The report says John Howard’s Industrial Relations changes will mean ‘increases in minimum wages are likely to be lower’ and that this will ‘slow award wage growth and flow on’ to other workers.

‘These documents prove that the Howard Government has known all along that its Industrial Relations changes would lead to lower wage rises, cuts in the take-home pay of workers and more pressure on working families,’ said ACTU Secretary Greg Combet.

‘The Treasury has also confirmed that there is no economic case or justification for the Government’s new IR laws.’

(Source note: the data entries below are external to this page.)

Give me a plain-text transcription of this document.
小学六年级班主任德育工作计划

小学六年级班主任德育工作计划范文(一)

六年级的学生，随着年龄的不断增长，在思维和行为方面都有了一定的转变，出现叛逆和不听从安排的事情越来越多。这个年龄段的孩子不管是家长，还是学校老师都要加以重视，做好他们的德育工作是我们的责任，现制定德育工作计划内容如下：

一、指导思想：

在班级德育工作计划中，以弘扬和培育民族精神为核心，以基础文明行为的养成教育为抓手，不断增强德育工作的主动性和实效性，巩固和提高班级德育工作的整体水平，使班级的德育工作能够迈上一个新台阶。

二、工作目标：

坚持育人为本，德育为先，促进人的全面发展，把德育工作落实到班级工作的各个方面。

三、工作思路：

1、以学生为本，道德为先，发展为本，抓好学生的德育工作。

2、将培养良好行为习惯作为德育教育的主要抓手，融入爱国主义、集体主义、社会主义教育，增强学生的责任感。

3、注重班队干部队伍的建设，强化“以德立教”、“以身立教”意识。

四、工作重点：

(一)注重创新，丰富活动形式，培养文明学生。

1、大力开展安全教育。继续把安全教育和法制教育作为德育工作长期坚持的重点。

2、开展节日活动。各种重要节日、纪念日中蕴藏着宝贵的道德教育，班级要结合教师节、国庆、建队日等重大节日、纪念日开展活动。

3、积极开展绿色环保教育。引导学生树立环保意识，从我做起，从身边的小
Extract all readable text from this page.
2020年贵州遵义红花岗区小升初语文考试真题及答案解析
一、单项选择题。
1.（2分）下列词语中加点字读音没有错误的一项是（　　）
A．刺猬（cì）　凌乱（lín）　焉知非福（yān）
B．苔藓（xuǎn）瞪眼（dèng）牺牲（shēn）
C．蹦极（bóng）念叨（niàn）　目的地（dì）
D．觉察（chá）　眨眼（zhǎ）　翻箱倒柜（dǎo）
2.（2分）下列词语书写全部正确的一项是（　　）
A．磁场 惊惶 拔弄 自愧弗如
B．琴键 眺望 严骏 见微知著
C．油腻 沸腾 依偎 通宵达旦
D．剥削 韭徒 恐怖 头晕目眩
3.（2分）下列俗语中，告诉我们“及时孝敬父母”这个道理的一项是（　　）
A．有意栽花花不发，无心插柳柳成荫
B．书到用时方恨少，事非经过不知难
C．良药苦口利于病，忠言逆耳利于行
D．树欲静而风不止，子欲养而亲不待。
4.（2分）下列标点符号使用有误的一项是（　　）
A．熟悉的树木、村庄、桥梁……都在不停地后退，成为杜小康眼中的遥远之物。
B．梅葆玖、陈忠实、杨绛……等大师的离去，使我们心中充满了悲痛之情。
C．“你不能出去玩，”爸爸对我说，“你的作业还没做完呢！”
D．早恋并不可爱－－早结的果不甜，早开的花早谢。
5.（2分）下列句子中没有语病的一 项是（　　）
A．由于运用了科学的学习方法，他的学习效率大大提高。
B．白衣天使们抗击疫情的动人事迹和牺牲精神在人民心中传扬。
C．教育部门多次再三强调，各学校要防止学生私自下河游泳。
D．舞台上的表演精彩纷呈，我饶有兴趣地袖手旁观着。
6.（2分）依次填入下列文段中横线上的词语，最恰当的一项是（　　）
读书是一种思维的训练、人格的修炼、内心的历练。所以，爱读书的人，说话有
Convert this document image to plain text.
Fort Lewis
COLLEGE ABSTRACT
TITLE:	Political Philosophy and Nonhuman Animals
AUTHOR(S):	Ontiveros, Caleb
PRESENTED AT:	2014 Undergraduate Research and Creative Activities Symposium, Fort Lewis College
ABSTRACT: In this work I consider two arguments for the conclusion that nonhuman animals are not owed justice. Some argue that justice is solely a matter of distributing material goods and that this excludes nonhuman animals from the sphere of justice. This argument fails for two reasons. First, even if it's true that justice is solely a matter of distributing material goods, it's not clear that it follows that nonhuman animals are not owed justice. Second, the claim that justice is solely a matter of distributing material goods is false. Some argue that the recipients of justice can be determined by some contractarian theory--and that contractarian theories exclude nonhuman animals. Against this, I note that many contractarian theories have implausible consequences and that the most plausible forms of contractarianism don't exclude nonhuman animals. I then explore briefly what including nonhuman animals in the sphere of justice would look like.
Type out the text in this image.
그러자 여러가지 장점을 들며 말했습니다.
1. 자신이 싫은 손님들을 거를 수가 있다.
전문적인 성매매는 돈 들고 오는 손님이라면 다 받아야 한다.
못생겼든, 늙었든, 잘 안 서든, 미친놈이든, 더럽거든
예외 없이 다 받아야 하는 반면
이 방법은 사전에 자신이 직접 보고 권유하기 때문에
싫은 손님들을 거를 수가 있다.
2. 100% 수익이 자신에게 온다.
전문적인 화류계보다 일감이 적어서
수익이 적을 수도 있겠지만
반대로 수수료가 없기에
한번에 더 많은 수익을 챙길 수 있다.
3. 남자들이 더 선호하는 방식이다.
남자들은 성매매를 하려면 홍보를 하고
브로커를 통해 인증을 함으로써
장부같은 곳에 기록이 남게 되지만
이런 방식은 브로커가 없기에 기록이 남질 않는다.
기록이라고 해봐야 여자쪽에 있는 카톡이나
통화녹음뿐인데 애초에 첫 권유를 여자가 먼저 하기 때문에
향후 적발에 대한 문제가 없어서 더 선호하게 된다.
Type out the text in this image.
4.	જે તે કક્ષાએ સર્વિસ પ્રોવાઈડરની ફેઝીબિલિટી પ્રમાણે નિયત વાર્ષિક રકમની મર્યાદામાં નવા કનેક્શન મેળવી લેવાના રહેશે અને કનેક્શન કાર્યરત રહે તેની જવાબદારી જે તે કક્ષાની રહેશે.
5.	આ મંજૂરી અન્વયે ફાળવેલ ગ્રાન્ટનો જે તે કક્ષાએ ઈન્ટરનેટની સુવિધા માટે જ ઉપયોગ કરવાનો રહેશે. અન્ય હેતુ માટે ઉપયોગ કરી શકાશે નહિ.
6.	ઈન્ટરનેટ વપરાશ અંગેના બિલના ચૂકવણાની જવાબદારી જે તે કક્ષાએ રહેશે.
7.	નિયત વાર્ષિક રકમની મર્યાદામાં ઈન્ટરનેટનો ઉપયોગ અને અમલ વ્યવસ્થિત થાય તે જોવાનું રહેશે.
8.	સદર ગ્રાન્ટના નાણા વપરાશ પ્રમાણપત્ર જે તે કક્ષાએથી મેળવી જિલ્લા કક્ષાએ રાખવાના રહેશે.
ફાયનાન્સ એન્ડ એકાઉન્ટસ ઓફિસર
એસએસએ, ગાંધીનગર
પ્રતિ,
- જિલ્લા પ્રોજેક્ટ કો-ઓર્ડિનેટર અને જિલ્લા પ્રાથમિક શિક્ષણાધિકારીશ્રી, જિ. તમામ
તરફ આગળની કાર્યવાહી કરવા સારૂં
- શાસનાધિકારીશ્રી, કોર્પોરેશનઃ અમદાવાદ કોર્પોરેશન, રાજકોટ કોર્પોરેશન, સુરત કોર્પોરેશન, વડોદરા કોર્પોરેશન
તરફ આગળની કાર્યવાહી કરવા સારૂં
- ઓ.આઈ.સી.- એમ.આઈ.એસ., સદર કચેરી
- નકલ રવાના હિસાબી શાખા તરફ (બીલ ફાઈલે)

The Treasury reports found:

  • Productivity is likely to be ‘suppressed’ by the Government’s plans to push down award wages
  • There is no evidence that the Government’s efforts to push more workers onto individual contracts will improve productivity because there is ‘no clear difference in productivity gains between collective and individual agreements’ and
  • Government claims that jobs growth will be boosted by IR changes are misleading because any employment gains would be ‘not huge in the context of recent history’.

The Treasury analysis is confirmed by independent commentators. Rory Robertson, an economist with Macquarie Bank, told the Sydney Morning Herald: ‘It’s pretty obvious that there will be downward pressure on the wages of the lowest paid members of the labour force.’